Cleveland officer who killed 12yo Tamir Rice fired for lying about employment record

Cleveland officer who killed 12yo Tamir Rice fired for lying about employment record
The Cleveland, Ohio, police officer who fatally shot Tamir Rice in 2014 while the 12-year old was playing with a replica gun has been dismissed, but not because of the child's death.

Timothy Loehmann, the former Cleveland Police Department officer who shot Rice, was found to have lied on his application to the department, according to Cleveland Director of Public Safety Michael McGrath, leading to his termination, the Cleveland Plain Dealer reported.

Loehmann was found to have concealed from the Cleveland PD that he previously failed a written exam in efforts to join a Cuyahoga County law enforcement agency in 2009. He was later allowed to resign from another county agency after officials found him to be emotionally unstable and unfit to be an officer.

McGrath's announcement on Tuesday came as a result of a more than two-year investigation into the shooting. A panel of city officials – known as the Critical Incident Response Committee – determined that neither Loehmann nor his partner Frank Garmback violated department policies in the shooting.

Garmback, meanwhile, was suspended for 10 days without pay for use of improper tactics while driving to the scene.

The review panel found that Loehmann did not disclose to the Cleveland Police Department that he had been deemed emotionally immature by the Independence, Ohio Police Department, where he worked prior to joining Cleveland police. A disciplinary letter from the Independence police said Loehmann had "an inability to emotionally function," and cited an emotional breakdown he experienced at a local gun range, the Plain Dealer reported.

Deemed unfit to serve as an officer, Loehmann was allowed to resign from the Independence Police Department after six months.

Loehmann omitted this information in his application to the Cleveland Police Department, the panel found. He also did not notify the department that he had failed a 2009 written exam when he applied to work for the Maple Heights, Ohio Police Department.

Loehmann had been on the force less than eight months when, on November 22, 2014, he and Garmback were dispatched to Cudell Recreation Center to respond to 911 call about a male, who was "probably a child," holding a gun that was "probably fake."

Rice was playing with an Airsoft replica gun that lacked an orange safety feature that would have indicated it was not a real firearm. Garmback, the driver of the police cruiser, pulled up within mere feet of the boy. Loehmann quickly exited the squad car and, within three seconds, shot at Rice. He later claimed Rice had reached for his waistband. Rice, shot once in the torso, was not offered first aid by the officers and died the following day.

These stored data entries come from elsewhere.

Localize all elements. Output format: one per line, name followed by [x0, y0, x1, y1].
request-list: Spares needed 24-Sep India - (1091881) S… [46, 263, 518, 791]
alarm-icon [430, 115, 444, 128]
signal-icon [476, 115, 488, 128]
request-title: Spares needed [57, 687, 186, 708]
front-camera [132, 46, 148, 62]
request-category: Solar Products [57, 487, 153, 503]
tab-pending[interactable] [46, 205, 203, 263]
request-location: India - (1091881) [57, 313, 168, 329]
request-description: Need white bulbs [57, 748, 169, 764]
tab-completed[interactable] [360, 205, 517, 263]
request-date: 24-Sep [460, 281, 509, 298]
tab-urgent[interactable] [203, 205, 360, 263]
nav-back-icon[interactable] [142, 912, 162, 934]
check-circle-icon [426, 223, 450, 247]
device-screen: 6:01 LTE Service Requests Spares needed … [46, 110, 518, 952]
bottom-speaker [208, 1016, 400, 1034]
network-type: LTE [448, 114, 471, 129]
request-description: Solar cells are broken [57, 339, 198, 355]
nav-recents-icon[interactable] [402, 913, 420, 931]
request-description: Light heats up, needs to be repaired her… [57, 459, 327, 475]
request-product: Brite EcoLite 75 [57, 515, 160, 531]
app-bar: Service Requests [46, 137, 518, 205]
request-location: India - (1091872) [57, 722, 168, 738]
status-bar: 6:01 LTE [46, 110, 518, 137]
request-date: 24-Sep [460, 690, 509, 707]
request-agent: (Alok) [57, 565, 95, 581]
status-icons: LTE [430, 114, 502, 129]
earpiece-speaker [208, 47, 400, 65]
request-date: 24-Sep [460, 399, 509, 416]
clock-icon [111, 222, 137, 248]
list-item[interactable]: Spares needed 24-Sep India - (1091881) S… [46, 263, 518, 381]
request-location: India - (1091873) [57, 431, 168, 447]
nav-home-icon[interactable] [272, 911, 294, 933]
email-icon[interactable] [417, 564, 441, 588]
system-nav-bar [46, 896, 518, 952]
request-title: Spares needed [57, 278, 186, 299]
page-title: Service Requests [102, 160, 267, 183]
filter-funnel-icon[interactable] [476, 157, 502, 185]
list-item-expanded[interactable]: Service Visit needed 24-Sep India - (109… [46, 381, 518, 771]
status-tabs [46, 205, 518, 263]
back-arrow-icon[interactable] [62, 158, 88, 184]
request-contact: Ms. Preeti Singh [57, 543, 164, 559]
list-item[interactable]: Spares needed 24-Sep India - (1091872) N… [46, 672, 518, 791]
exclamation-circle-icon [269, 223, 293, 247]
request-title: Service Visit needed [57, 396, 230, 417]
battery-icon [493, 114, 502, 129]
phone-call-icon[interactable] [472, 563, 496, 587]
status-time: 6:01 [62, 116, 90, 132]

The information about Rice's probable age and fake gun was not passed on to the two police officers. McGrath said that Cleveland 911 call taker Constance Hollinger was suspended for eight days without pay for failing to relay that information to the police dispatcher who sent the officers to the scene.

Officer William Cunningham was also suspended, for two days without pay, in the case. He was working off-duty at the rec center without department permission on the day of the shooting.

Last year, the city of Cleveland was ordered to pay the family of Tamir Rice $6 million as part of a settlement in the case. Prior to that, in 2015, a Cuyahoga County grand jury decided against indicting Loehmann for the fatal shooting. Then-Cuyahoga County Prosecuting Attorney Timothy J. McGinty came under much scrutiny, especially from Rice's family, for his handling of the case and the grand jury proceedings.

Rice’s death came only two days after a grand jury in St. Louis County, Missouri, decided not to indict Darren Wilson, a former officer with the Ferguson Police Department, for the fatal shooting of unarmed black teenager Michael Brown in August 2014. The fatal police shootings of both Rice and Brown, as well as many other people of color in the US, triggered mass demonstrations against racial profiling, police brutality, police impunity, and the overall police-court-prison system in America.